Last Friday, the East Providence School Committee declared that it would seek to replace its district's existing seniority-based salaries with a system that financially rewards high job performance; the details would be determined through negotiations between parents, teachers, administrators, union officials and outside education experts. The teachers' union is balking at the potential disruption of the seniority system that rigidly guarantees predictable compensation for its members. But that predictability is already at risk. East Providence teachers have been working without a contract since October of last year and have had to take a five-percent pay cut and even heavier benefits reductions as the district struggles to make ends meet during the state's budget crisis. Unless the union opens up to compromise, the burden of these cuts will fall hardest on dedicated young teachers and the students who depend upon their instruction.
Pay scales and hiring priorities based first and foremost on seniority are a product of dark days for the teaching profession. In the middle of the last century, teachers across the United States suffered miserable pay and unjustified termination based on the whims and interests of administrators. Strikes and tough negotiations led by the American Federation of Teachers and its local affiliates eventually established seniority as the overriding pay and employment criterion across much of the country.
But this rubric has pitfalls of its own. Teachers' talents are as varied as the needs of their students, and a system that compensates instructors as if they were assembly-line workers does a disservice to the entire community. Simply put, students suffer when their teachers treat their job as a clock-punching routine. Most teachers don't, out of dedication to their profession, but seniority-first systems protect those who do and discourage the majority from doing their best in the classroom.
We strongly encourage the teachers of East Providence and their union representatives to cooperate in the negotiations over a new salary system. They can help guarantee that administrators' teacher assessments are balanced by using peer evaluations. And they can ensure that seniority, instead of being scrapped entirely, assumes its rightful role as one criterion among many. That way, teachers won't have to come to school knowing the official measure of their worth is the number of years they've spent in front of the blackboard, but they will know that those years of service won't be forgotten.

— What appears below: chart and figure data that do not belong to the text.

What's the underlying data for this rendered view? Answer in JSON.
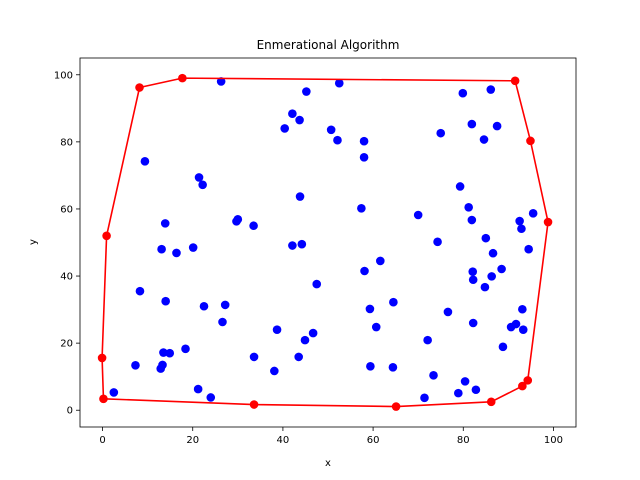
{
  "chart_data": {
    "type": "scatter",
    "title": "Enmerational Algorithm",
    "xlabel": "x",
    "ylabel": "y",
    "xlim": [
      -5,
      105
    ],
    "ylim": [
      -5,
      105
    ],
    "xticks": [
      0,
      20,
      40,
      60,
      80,
      100
    ],
    "yticks": [
      0,
      20,
      40,
      60,
      80,
      100
    ],
    "grid": false,
    "series": [
      {
        "role": "points",
        "color": "#0000ff",
        "points": [
          [
            2.5,
            5.3
          ],
          [
            7.3,
            13.4
          ],
          [
            8.3,
            35.5
          ],
          [
            9.4,
            74.2
          ],
          [
            12.9,
            12.4
          ],
          [
            13.1,
            48.0
          ],
          [
            13.3,
            13.5
          ],
          [
            13.5,
            17.2
          ],
          [
            13.9,
            55.7
          ],
          [
            14.0,
            32.5
          ],
          [
            14.9,
            17.0
          ],
          [
            16.4,
            46.9
          ],
          [
            18.4,
            18.3
          ],
          [
            20.1,
            48.5
          ],
          [
            21.2,
            6.3
          ],
          [
            21.4,
            69.4
          ],
          [
            22.2,
            67.2
          ],
          [
            22.5,
            31.0
          ],
          [
            24.0,
            3.8
          ],
          [
            26.3,
            98.0
          ],
          [
            26.6,
            26.3
          ],
          [
            27.2,
            31.4
          ],
          [
            29.7,
            56.3
          ],
          [
            30.0,
            56.9
          ],
          [
            33.5,
            55.0
          ],
          [
            33.6,
            15.9
          ],
          [
            38.1,
            11.7
          ],
          [
            38.7,
            24.0
          ],
          [
            40.4,
            84.0
          ],
          [
            42.1,
            49.1
          ],
          [
            42.1,
            88.4
          ],
          [
            43.5,
            15.9
          ],
          [
            43.7,
            86.5
          ],
          [
            43.8,
            63.7
          ],
          [
            44.2,
            49.5
          ],
          [
            44.9,
            20.9
          ],
          [
            45.2,
            95.0
          ],
          [
            46.7,
            23.0
          ],
          [
            47.5,
            37.6
          ],
          [
            50.7,
            83.6
          ],
          [
            52.1,
            80.5
          ],
          [
            52.5,
            97.5
          ],
          [
            57.4,
            60.2
          ],
          [
            58.0,
            80.2
          ],
          [
            58.0,
            75.4
          ],
          [
            58.1,
            41.5
          ],
          [
            59.3,
            30.2
          ],
          [
            59.4,
            13.1
          ],
          [
            60.7,
            24.8
          ],
          [
            61.6,
            44.5
          ],
          [
            64.4,
            12.8
          ],
          [
            64.5,
            32.2
          ],
          [
            70.0,
            58.2
          ],
          [
            71.4,
            3.7
          ],
          [
            72.1,
            20.9
          ],
          [
            73.4,
            10.4
          ],
          [
            74.3,
            50.2
          ],
          [
            75.0,
            82.6
          ],
          [
            76.6,
            29.3
          ],
          [
            78.9,
            5.1
          ],
          [
            79.3,
            66.7
          ],
          [
            79.9,
            94.5
          ],
          [
            80.4,
            8.6
          ],
          [
            81.2,
            60.5
          ],
          [
            81.9,
            85.3
          ],
          [
            81.9,
            56.7
          ],
          [
            82.1,
            41.3
          ],
          [
            82.2,
            38.9
          ],
          [
            82.2,
            26.0
          ],
          [
            82.8,
            6.1
          ],
          [
            84.6,
            80.7
          ],
          [
            84.8,
            36.7
          ],
          [
            85.0,
            51.3
          ],
          [
            86.1,
            95.6
          ],
          [
            86.3,
            39.9
          ],
          [
            86.6,
            46.8
          ],
          [
            87.5,
            84.7
          ],
          [
            88.5,
            42.1
          ],
          [
            88.8,
            18.9
          ],
          [
            90.6,
            24.8
          ],
          [
            91.7,
            25.7
          ],
          [
            92.5,
            56.4
          ],
          [
            92.9,
            54.1
          ],
          [
            93.1,
            30.1
          ],
          [
            93.3,
            24.0
          ],
          [
            94.5,
            48.0
          ],
          [
            95.5,
            58.7
          ]
        ]
      },
      {
        "role": "hull",
        "color": "#ff0000",
        "points": [
          [
            0.2,
            3.4
          ],
          [
            -0.1,
            15.6
          ],
          [
            0.9,
            52.0
          ],
          [
            8.2,
            96.2
          ],
          [
            17.7,
            99.0
          ],
          [
            91.5,
            98.2
          ],
          [
            94.9,
            80.3
          ],
          [
            98.8,
            56.1
          ],
          [
            94.3,
            8.9
          ],
          [
            93.1,
            7.2
          ],
          [
            86.2,
            2.5
          ],
          [
            65.1,
            1.1
          ],
          [
            33.6,
            1.7
          ],
          [
            0.2,
            3.4
          ]
        ]
      }
    ]
  }
}
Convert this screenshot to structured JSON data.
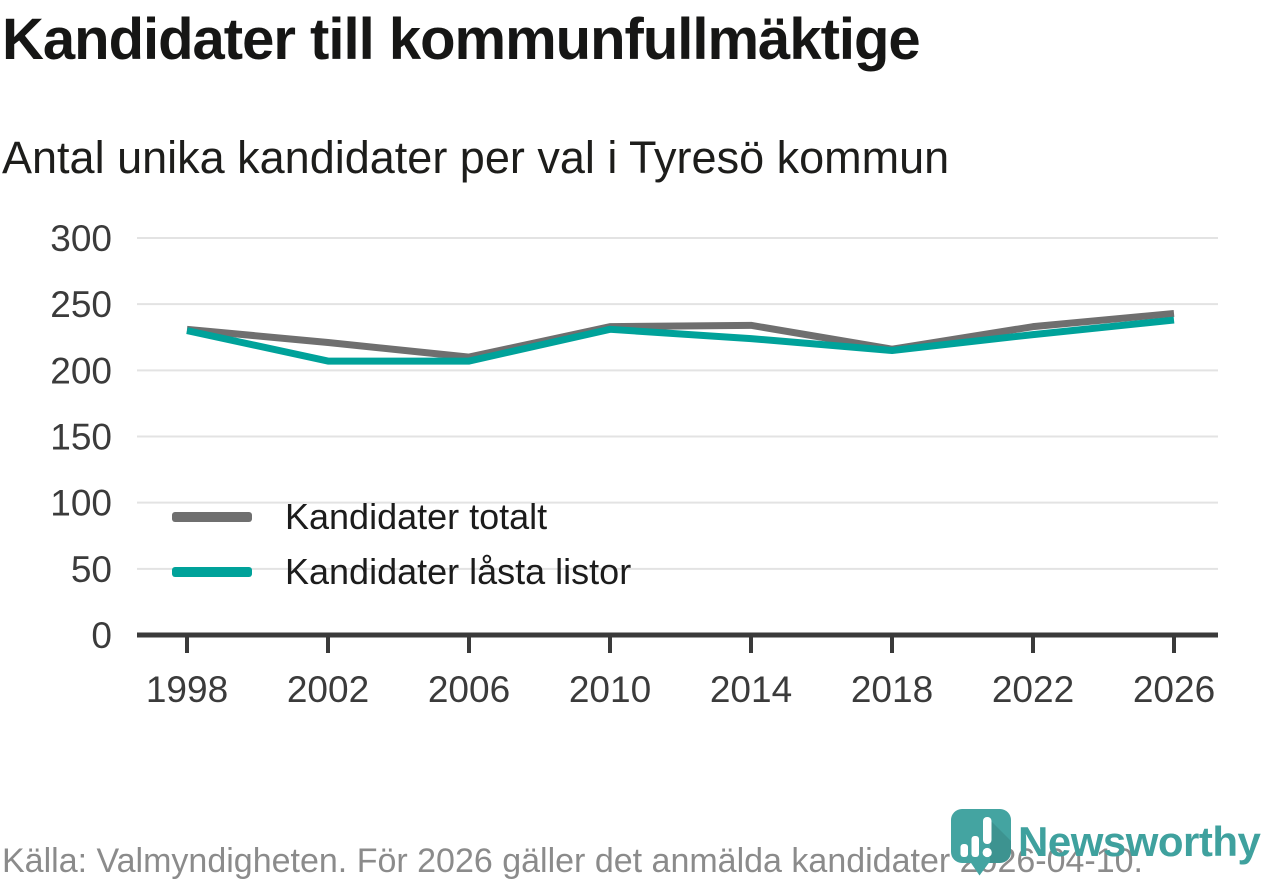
{
  "title": "Kandidater till kommunfullmäktige",
  "subtitle": "Antal unika kandidater per val i Tyresö kommun",
  "footer": {
    "source": "Källa: Valmyndigheten. För 2026 gäller det anmälda kandidater 2026-04-10."
  },
  "branding": {
    "name": "Newsworthy",
    "icon": "speech-bubble-bar-chart-icon",
    "icon_color": "#44a4a1",
    "wordmark_color": "#3fa19e"
  },
  "colors": {
    "title_text": "#161615",
    "axis_text": "#3b3b3b",
    "axis_line": "#3a3a3a",
    "gridline": "#e3e3e3",
    "series_total": "#6f6f6f",
    "series_locked": "#00a29a",
    "footer_text": "#8b8b8b"
  },
  "chart_data": {
    "type": "line",
    "title": "Kandidater till kommunfullmäktige",
    "subtitle": "Antal unika kandidater per val i Tyresö kommun",
    "x": [
      1998,
      2002,
      2006,
      2010,
      2014,
      2018,
      2022,
      2026
    ],
    "series": [
      {
        "name": "Kandidater totalt",
        "color": "#6f6f6f",
        "values": [
          231,
          221,
          210,
          233,
          234,
          216,
          233,
          243
        ]
      },
      {
        "name": "Kandidater låsta listor",
        "color": "#00a29a",
        "values": [
          230,
          207,
          207,
          231,
          224,
          215,
          227,
          238
        ]
      }
    ],
    "xlabel": "",
    "ylabel": "",
    "ylim": [
      0,
      300
    ],
    "yticks": [
      0,
      50,
      100,
      150,
      200,
      250,
      300
    ],
    "grid": "horizontal",
    "legend_position": "inside-left"
  }
}
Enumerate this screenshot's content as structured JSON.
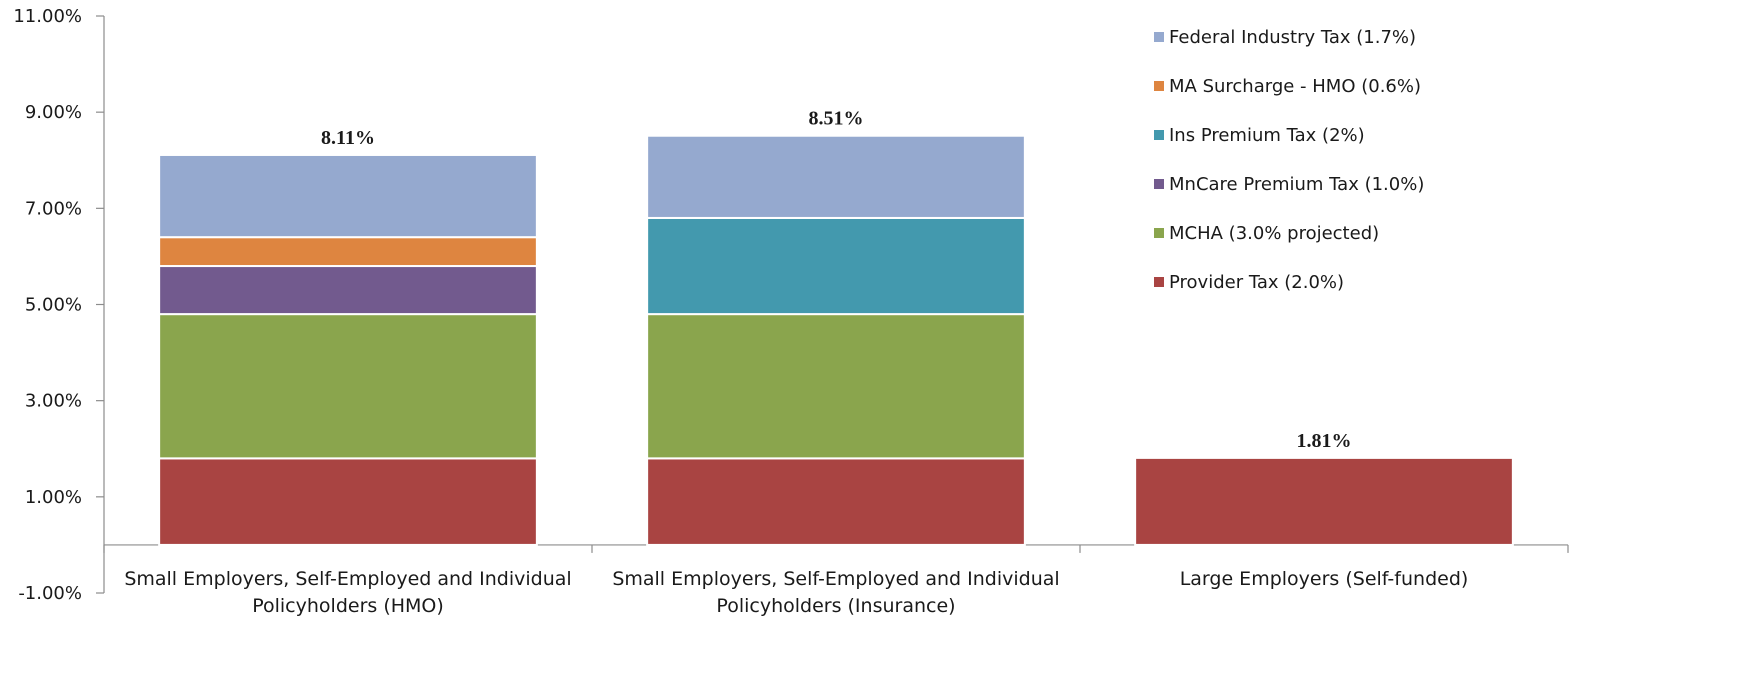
{
  "chart_data": {
    "type": "bar",
    "stacked": true,
    "categories": [
      [
        "Small Employers, Self-Employed and Individual",
        "Policyholders (HMO)"
      ],
      [
        "Small Employers, Self-Employed and Individual",
        "Policyholders (Insurance)"
      ],
      [
        "Large Employers (Self-funded)"
      ]
    ],
    "series": [
      {
        "name": "Provider Tax (2.0%)",
        "color": "#a94442",
        "values": [
          1.8,
          1.8,
          1.81
        ]
      },
      {
        "name": "MCHA (3.0% projected)",
        "color": "#8aa54d",
        "values": [
          3.0,
          3.0,
          0
        ]
      },
      {
        "name": "MnCare Premium Tax (1.0%)",
        "color": "#725a8e",
        "values": [
          1.0,
          0,
          0
        ]
      },
      {
        "name": "Ins Premium Tax (2%)",
        "color": "#4399ae",
        "values": [
          0,
          2.0,
          0
        ]
      },
      {
        "name": "MA Surcharge - HMO (0.6%)",
        "color": "#de8540",
        "values": [
          0.6,
          0,
          0
        ]
      },
      {
        "name": "Federal Industry Tax (1.7%)",
        "color": "#95a9cf",
        "values": [
          1.71,
          1.71,
          0
        ]
      }
    ],
    "totals": [
      "8.11%",
      "8.51%",
      "1.81%"
    ],
    "ylim": [
      -1,
      11
    ],
    "yticks": [
      -1,
      1,
      3,
      5,
      7,
      9,
      11
    ],
    "ytick_labels": [
      "-1.00%",
      "1.00%",
      "3.00%",
      "5.00%",
      "7.00%",
      "9.00%",
      "11.00%"
    ],
    "legend_position": "right",
    "grid": false
  }
}
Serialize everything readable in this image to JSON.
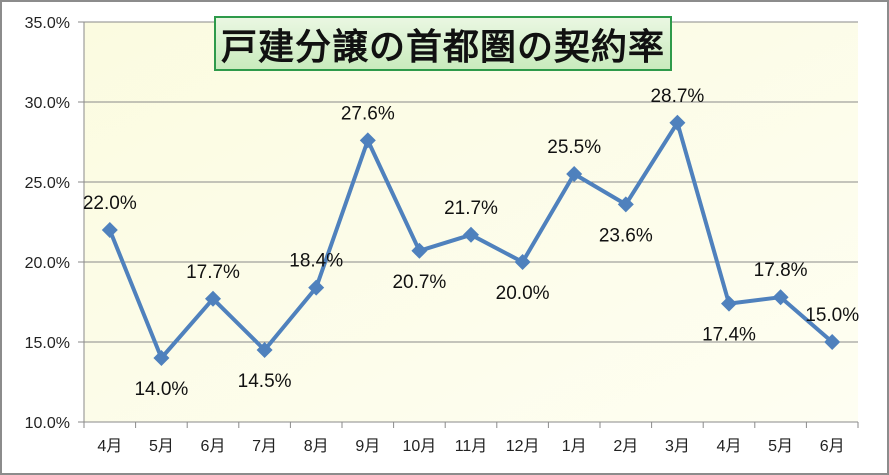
{
  "chart_data": {
    "type": "line",
    "title": "戸建分譲の首都圏の契約率",
    "categories": [
      "4月",
      "5月",
      "6月",
      "7月",
      "8月",
      "9月",
      "10月",
      "11月",
      "12月",
      "1月",
      "2月",
      "3月",
      "4月",
      "5月",
      "6月"
    ],
    "series": [
      {
        "name": "契約率",
        "values": [
          22.0,
          14.0,
          17.7,
          14.5,
          18.4,
          27.6,
          20.7,
          21.7,
          20.0,
          25.5,
          23.6,
          28.7,
          17.4,
          17.8,
          15.0
        ]
      }
    ],
    "data_labels": [
      "22.0%",
      "14.0%",
      "17.7%",
      "14.5%",
      "18.4%",
      "27.6%",
      "20.7%",
      "21.7%",
      "20.0%",
      "25.5%",
      "23.6%",
      "28.7%",
      "17.4%",
      "17.8%",
      "15.0%"
    ],
    "label_positions": [
      "above",
      "below",
      "above",
      "below",
      "above",
      "above",
      "below",
      "above",
      "below",
      "above",
      "below",
      "above",
      "below",
      "above",
      "above"
    ],
    "yticks": [
      "10.0%",
      "15.0%",
      "20.0%",
      "25.0%",
      "30.0%",
      "35.0%"
    ],
    "ylim": [
      10,
      35
    ],
    "xlabel": "",
    "ylabel": "",
    "grid": true,
    "colors": {
      "line": "#4f81bd",
      "plot_bg": "#fdfde6",
      "grid": "#8a8a8a",
      "title_border": "#2e9a4a"
    }
  }
}
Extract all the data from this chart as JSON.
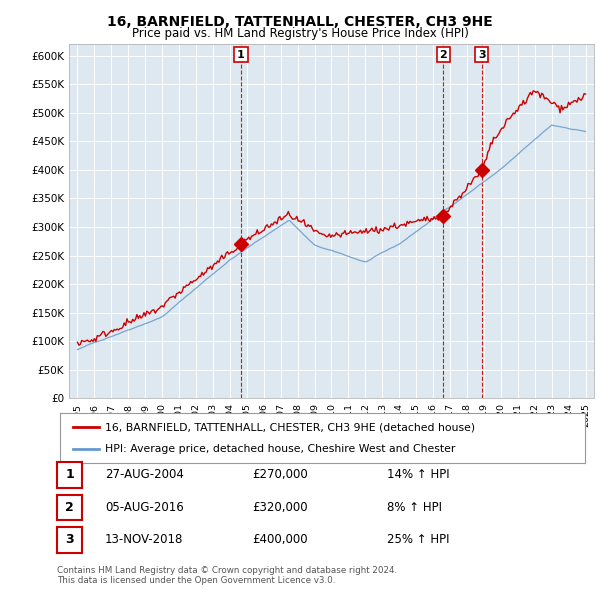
{
  "title": "16, BARNFIELD, TATTENHALL, CHESTER, CH3 9HE",
  "subtitle": "Price paid vs. HM Land Registry's House Price Index (HPI)",
  "legend_label_red": "16, BARNFIELD, TATTENHALL, CHESTER, CH3 9HE (detached house)",
  "legend_label_blue": "HPI: Average price, detached house, Cheshire West and Chester",
  "footer1": "Contains HM Land Registry data © Crown copyright and database right 2024.",
  "footer2": "This data is licensed under the Open Government Licence v3.0.",
  "sale_markers": [
    {
      "label": "1",
      "date": "27-AUG-2004",
      "price": "£270,000",
      "hpi": "14% ↑ HPI",
      "x_year": 2004.65,
      "y_val": 270000
    },
    {
      "label": "2",
      "date": "05-AUG-2016",
      "price": "£320,000",
      "hpi": "8% ↑ HPI",
      "x_year": 2016.6,
      "y_val": 320000
    },
    {
      "label": "3",
      "date": "13-NOV-2018",
      "price": "£400,000",
      "hpi": "25% ↑ HPI",
      "x_year": 2018.87,
      "y_val": 400000
    }
  ],
  "ylim": [
    0,
    620000
  ],
  "xlim_start": 1994.5,
  "xlim_end": 2025.5,
  "yticks": [
    0,
    50000,
    100000,
    150000,
    200000,
    250000,
    300000,
    350000,
    400000,
    450000,
    500000,
    550000,
    600000
  ],
  "ytick_labels": [
    "£0",
    "£50K",
    "£100K",
    "£150K",
    "£200K",
    "£250K",
    "£300K",
    "£350K",
    "£400K",
    "£450K",
    "£500K",
    "£550K",
    "£600K"
  ],
  "chart_bg_color": "#dde8f0",
  "background_color": "#ffffff",
  "grid_color": "#ffffff",
  "red_color": "#cc0000",
  "blue_color": "#6699cc",
  "marker_color": "#cc0000"
}
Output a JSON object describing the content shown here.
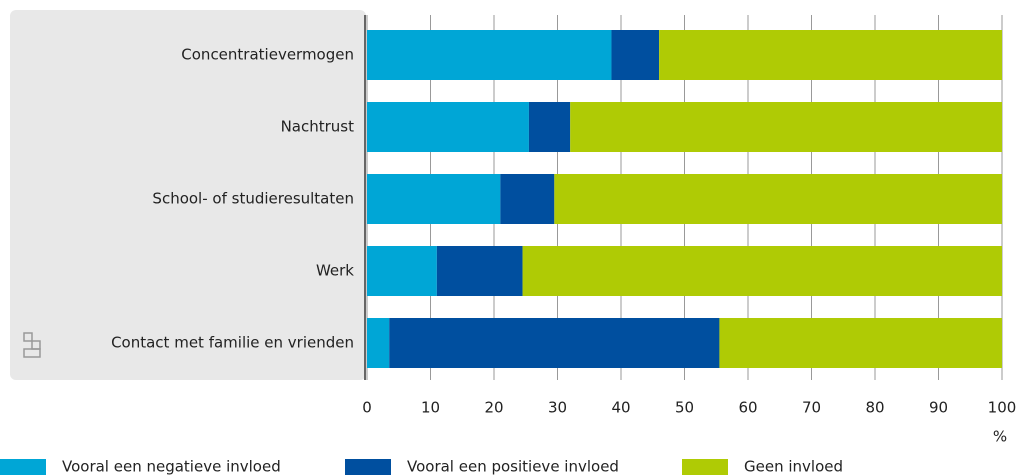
{
  "chart_data": {
    "type": "stacked-bar-horizontal",
    "categories": [
      "Concentratievermogen",
      "Nachtrust",
      "School- of studieresultaten",
      "Werk",
      "Contact met familie en vrienden"
    ],
    "series": [
      {
        "name": "Vooral een negatieve invloed",
        "color": "#00a6d6",
        "values": [
          38.5,
          25.5,
          21,
          11,
          3.5
        ]
      },
      {
        "name": "Vooral een positieve invloed",
        "color": "#004f9f",
        "values": [
          7.5,
          6.5,
          8.5,
          13.5,
          52
        ]
      },
      {
        "name": "Geen invloed",
        "color": "#afcb05",
        "values": [
          54,
          68,
          70.5,
          75.5,
          44.5
        ]
      }
    ],
    "xlabel": "%",
    "xlim": [
      0,
      100
    ],
    "xticks": [
      0,
      10,
      20,
      30,
      40,
      50,
      60,
      70,
      80,
      90,
      100
    ],
    "grid": true
  }
}
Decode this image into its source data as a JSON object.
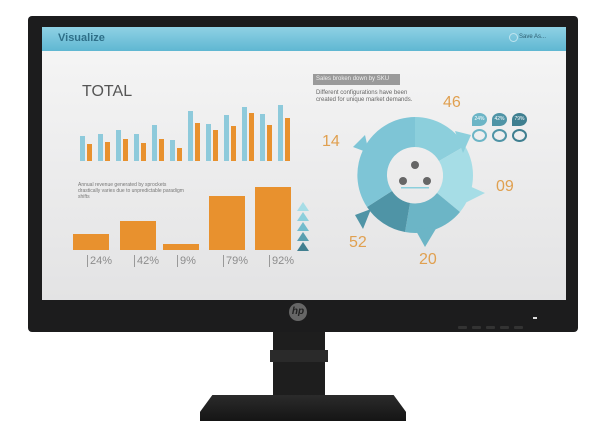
{
  "screen": {
    "header": {
      "title": "Visualize",
      "save_label": "Save As..."
    },
    "total_title": "TOTAL",
    "total_chart": {
      "type": "bar",
      "blue": [
        75,
        82,
        93,
        80,
        108,
        63,
        150,
        110,
        138,
        163,
        142,
        168
      ],
      "orange": [
        52,
        57,
        65,
        55,
        67,
        40,
        115,
        93,
        105,
        144,
        109,
        128
      ]
    },
    "caption": "Annual revenue generated by sprockets drastically varies due to unpredictable paradigm shifts",
    "revenue_chart": {
      "type": "bar",
      "categories": [
        "24%",
        "42%",
        "9%",
        "79%",
        "92%"
      ],
      "values": [
        24,
        42,
        9,
        79,
        92
      ]
    },
    "sku_label": "Sales broken down by SKU",
    "sku_desc": "Different configurations have been created for unique market demands.",
    "donut_numbers": [
      "46",
      "14",
      "09",
      "52",
      "20"
    ],
    "drops": [
      "24%",
      "42%",
      "79%"
    ],
    "colors": {
      "header": "#6bbfd8",
      "bar_orange": "#e8912e",
      "bar_blue": "#8ecadb",
      "number": "#e0a050",
      "teal_dark": "#3f7f90"
    }
  },
  "monitor": {
    "logo": "hp"
  }
}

However the struggle over seniority across the Seekonk turns out, Brunonians should not turn a blind eye to the educational tribulations surrounding College Hill. This university connects us to countless programs that raise the quality of education in the greater Providence area and around the country. You can help young Rhodies to think critically and speak cogently in the Rhode Island Urban Debate League, or join the many Brown graduates who have spent two years teaching public school through Teach for America. Best of all, you can pursue a career in early public education. It sure isn't glamorous, but when it's done right it's some of the noblest work any of can hope to do.